Med student here! My skills in this arena are a work in progress at best but I have learned a few things. I would consider these specific to medical/scientific studying (much like rockindata's post is very humanities oriented).

1. If you take the time to read every single resource that has been provided, you will almost always discover that they are redundant many times over. In my current course, I've been given an 800 page PDF of prose written by the instructor, Powerpoint slides, prose notes on the slides, lectures (during which the slides are presented), and several textbooks. There is no way I could review all of these resources and get anything else done. Luckily, this is a feature, not a bug -- I am in no way an auditory learner, so I skip lectures and read the Powerpoint slides and prose notes thereof (which, having attended a few lectures, are a very close rehash of the lecture itself). Conversely, a dedicated auditory learner could probably get all the information they need from attending the lecture and skimming the notes.

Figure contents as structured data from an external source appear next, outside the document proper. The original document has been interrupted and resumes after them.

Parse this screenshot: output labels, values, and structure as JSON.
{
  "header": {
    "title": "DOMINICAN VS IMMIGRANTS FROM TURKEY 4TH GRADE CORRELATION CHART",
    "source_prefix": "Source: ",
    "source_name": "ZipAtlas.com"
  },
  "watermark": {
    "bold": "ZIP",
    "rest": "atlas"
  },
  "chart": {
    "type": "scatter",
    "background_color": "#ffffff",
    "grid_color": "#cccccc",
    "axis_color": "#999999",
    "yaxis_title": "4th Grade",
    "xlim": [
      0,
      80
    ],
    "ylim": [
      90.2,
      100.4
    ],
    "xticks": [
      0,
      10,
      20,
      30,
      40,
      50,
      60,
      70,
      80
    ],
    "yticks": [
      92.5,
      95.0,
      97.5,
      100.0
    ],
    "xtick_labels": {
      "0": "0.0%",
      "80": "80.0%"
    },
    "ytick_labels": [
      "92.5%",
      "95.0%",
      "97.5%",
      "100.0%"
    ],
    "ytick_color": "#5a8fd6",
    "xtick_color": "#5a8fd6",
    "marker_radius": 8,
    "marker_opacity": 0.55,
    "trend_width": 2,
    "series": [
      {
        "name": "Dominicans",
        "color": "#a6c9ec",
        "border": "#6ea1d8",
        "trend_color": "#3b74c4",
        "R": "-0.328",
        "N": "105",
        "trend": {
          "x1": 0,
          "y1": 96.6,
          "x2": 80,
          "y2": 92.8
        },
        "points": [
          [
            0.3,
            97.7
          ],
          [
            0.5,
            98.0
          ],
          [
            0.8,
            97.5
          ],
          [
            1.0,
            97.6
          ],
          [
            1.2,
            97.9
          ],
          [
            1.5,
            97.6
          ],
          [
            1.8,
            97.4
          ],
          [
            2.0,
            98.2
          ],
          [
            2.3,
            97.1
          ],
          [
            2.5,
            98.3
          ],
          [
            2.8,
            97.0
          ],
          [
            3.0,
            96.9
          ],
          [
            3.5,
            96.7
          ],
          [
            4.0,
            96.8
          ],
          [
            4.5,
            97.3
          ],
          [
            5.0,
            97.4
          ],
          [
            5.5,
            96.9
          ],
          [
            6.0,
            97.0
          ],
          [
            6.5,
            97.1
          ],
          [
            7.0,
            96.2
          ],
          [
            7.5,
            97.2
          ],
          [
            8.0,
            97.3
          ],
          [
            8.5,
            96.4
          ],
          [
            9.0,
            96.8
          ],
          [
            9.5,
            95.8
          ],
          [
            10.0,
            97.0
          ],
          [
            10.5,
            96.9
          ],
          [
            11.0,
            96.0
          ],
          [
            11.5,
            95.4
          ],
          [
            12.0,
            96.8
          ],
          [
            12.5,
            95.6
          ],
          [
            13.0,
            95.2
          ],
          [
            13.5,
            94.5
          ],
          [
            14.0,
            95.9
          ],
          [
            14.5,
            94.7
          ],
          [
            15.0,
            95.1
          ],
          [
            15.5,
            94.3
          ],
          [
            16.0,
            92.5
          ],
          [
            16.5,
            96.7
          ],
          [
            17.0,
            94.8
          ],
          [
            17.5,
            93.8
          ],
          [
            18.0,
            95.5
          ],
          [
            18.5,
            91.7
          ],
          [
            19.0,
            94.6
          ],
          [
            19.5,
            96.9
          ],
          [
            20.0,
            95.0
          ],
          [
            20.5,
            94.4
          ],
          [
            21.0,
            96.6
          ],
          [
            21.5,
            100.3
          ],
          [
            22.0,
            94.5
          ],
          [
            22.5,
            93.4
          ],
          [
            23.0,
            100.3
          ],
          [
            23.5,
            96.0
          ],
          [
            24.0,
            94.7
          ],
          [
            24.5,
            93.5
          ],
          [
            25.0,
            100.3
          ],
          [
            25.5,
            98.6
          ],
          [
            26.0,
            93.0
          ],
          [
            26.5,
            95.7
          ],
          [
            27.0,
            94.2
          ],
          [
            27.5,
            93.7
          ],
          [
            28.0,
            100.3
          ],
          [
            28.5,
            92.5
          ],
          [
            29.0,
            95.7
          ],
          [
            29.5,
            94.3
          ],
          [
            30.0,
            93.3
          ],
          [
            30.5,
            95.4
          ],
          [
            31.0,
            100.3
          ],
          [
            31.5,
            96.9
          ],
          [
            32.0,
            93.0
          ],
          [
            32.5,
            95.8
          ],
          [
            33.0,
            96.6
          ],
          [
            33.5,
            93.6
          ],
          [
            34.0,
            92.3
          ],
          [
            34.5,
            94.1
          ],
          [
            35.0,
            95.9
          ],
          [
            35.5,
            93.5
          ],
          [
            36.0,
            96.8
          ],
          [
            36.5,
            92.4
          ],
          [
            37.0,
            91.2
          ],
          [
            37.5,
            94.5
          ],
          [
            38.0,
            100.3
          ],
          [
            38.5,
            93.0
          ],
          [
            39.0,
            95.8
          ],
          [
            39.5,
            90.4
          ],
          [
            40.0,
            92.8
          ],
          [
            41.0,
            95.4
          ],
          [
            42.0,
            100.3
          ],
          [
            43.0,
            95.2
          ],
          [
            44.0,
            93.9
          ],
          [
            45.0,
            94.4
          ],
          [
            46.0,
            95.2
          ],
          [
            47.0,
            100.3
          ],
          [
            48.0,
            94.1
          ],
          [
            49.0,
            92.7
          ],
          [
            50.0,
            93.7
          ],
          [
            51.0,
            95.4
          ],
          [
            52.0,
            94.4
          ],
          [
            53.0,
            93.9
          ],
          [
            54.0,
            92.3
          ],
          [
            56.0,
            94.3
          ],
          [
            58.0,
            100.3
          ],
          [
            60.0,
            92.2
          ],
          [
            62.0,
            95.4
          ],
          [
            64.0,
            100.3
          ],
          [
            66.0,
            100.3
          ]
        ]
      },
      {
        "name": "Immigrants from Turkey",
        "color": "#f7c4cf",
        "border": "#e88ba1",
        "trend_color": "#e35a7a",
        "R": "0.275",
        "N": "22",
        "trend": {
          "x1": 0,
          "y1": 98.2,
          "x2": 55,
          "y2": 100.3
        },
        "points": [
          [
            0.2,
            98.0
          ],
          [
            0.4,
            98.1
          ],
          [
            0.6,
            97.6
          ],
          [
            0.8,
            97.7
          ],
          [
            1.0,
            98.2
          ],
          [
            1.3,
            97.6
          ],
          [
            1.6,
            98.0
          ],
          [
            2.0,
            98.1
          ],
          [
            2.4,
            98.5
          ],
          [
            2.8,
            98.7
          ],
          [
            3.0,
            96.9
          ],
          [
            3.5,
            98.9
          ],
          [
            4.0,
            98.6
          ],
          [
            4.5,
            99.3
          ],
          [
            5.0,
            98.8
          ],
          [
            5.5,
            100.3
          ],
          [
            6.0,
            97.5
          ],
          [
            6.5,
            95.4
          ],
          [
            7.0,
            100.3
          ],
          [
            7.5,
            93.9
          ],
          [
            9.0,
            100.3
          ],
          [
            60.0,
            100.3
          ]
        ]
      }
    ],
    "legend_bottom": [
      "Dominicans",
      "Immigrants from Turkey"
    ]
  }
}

2. Delve when you need to. If mitosis makes perfect sense to you, don't waste your time doing the supplemental readings on it. If mitosis is a completely opaque box of WTF, do the readings (or watch the videos or attend lectures or utilize whatever supplemental resources are available).

3. Learn concepts first. If you start the learning process by making flashcards and memorizing the steps of glycolysis, you can certainly memorize them, but it will be a brute force, unpleasant and burdensome process. If you start by understanding concepts -- what's happening and why and what can go wrong -- by the time you reach the memorizing details phase, you will already know a lot of them.

4. Tailor your level of detail to the task. In a perfect world we would all have enough time and energy to learn everything inside and out. In the real world, I need to learn basic science so I can be a better clinician and my medical school has defined the level of knowledge of basic science that they think is appropriate as a passing grade on the final exam. It doesn't feel good or scholarly to say "Do we need to know this for the test?" but calibrating to that level is the only way to keep your head above water sometimes. Look at past exams, practice questions, problem sets, etc and talk to your fellow students, TAs, professors etc about expectations.

5. Commit to taking multiple passes through the material as time allows (this requires doing your work on schedule/not cramming but you should be doing that anyway). You don't need to get bogged down in details on your first pass because you will be coming back this way again. Concepts first, details later.
posted by telegraph at 2:12 PM on August 21, 2015 [3 favorites]

There's a big difference between reading humanities/arts literature and reading/learning science information formed all school. Ilł try to find it, but there was an article I think on the Cornell website that discusses studying for biological sciences.

My classmates and I often do active reading/studying using different colored pens when reading and note taking. It's a lot of work.